Despite the considerable advantages which can be gained, the high tech approach isn’t for everyone. Purists argue that it allows ‘lesser’ cyclists to compete with records set by cycling greats such as Eddie Mercx; disc wheels and monocoque frames allow for higher speeds at lower powers. I have to admit, despite the science and the compelling evidence it will be a long time before I’m ready to give up my one-piece woollen racing suit.
Simon Choppin
P.S. For anyone interested in just how far aerodynamics advantage can be pushed, I encourage you to follow Graeme Obree’s latest record breaking attempt in a human powered vehicle (HPV)
http://www.cyclingweekly.co.uk/news/latest/539078/graeme-obree-s-record-attempt-gathers-pace.html
References:
[1] Hill, R.D. (1993) Design and development of the LotusSport pursuit bicycle. Proceedings of the Institution of Mechanical Engineers, Part D: Journal of Automobile Engineering, 207 (4), 285–294.

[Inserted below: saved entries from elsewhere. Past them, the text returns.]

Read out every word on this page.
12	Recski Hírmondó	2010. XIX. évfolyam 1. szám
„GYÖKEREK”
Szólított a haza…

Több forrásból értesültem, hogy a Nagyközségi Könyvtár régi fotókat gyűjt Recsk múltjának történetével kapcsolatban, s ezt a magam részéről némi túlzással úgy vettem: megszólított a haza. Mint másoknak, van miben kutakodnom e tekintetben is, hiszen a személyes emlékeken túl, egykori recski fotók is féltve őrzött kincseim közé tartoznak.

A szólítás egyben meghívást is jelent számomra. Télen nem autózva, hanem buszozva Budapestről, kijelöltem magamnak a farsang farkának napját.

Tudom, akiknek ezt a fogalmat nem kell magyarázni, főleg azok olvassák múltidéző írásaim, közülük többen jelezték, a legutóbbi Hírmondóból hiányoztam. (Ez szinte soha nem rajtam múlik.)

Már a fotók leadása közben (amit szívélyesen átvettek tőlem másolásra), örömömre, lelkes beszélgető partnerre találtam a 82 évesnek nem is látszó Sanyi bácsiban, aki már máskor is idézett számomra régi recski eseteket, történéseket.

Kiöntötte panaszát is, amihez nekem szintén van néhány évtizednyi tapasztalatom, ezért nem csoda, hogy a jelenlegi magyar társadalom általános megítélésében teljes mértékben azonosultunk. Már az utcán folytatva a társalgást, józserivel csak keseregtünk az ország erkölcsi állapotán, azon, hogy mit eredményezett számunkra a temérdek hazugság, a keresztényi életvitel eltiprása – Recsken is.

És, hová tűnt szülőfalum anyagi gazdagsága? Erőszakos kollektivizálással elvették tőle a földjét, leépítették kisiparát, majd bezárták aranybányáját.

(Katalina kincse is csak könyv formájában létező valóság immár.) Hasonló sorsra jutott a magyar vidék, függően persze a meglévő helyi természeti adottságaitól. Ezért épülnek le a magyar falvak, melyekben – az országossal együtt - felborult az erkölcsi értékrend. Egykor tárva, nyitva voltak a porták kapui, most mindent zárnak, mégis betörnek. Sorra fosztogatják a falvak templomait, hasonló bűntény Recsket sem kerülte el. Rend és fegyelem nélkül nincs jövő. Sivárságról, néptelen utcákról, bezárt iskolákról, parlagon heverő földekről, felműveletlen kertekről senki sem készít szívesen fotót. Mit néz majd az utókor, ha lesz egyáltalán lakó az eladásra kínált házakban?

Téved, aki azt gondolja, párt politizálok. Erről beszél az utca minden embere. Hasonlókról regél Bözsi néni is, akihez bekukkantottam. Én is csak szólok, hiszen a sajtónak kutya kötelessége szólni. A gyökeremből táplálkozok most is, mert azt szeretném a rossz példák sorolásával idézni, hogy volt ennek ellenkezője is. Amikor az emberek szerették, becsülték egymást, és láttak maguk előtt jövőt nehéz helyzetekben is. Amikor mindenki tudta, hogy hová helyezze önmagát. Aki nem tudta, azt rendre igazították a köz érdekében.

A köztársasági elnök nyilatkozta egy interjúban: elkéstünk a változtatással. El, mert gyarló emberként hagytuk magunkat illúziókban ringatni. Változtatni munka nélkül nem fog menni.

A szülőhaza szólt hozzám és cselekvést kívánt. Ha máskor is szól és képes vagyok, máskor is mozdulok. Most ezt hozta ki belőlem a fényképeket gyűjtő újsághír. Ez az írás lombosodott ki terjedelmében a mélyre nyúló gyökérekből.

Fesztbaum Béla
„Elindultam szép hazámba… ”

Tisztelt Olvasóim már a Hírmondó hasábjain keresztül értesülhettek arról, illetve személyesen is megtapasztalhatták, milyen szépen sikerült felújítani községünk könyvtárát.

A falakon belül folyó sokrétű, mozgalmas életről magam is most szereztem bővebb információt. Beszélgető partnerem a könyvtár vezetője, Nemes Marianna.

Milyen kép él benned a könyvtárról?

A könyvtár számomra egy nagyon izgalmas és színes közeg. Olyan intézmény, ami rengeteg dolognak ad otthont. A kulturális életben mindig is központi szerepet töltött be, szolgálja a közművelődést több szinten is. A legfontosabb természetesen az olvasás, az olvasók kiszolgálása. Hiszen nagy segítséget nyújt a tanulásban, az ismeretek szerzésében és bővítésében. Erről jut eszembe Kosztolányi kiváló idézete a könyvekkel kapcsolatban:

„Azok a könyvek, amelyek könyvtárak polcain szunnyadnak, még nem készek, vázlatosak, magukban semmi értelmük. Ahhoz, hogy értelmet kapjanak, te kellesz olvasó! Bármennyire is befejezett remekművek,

[2] Grappe, F., Candau, R., Belli, A. & Rouillon, J.D. (1997) Aerodynamic drag in field cycling with special reference to the Obree’s position. Ergonomics, 40 (12), 1299–1311.
[3] Tew, G.S. & Sayers, A.T. (1999) Aerodynamics of yawed racing cycle wheels. Journal of Wind Engineering & Industrial Aerodynamics, 82 (1), 209–222.
[4] Kyle, C.R. & Burke, E.R. (1984) Improving the racing bicycle. Mechanical Engineering, 106 (9), 34–35.
[5] Pons, D.J. & Vaughan, C.L. (1989) Mechanics of cycling. In: Biomechanics of Sport (ed. Vaughan, C.L.) CRC Press, pp. 289–315.
[6] Kyle, C.R. (1991) Wind tunnel tests of aero bicycles. Cycling Science, 3 (1), 57–61.
[7] Zdravkovich, M.M., Ashcroft, M.W., Chisholm, S.J. & Hicks, N. (1996) Effect of cyclist’s posture and vacinity of another cyclist on aerodynamic drag. In: 1st International Conference on the Engineering of Sport (ed. Haake, S.J.) A.A. Balkema, Sheffield, UK, pp. 21–28.
[8] Kyle, C.R. (1979) Reduction of wind resistance and power output of racing cyclists and runners travelling in groups. Ergonomics, 22 (4), 387–397.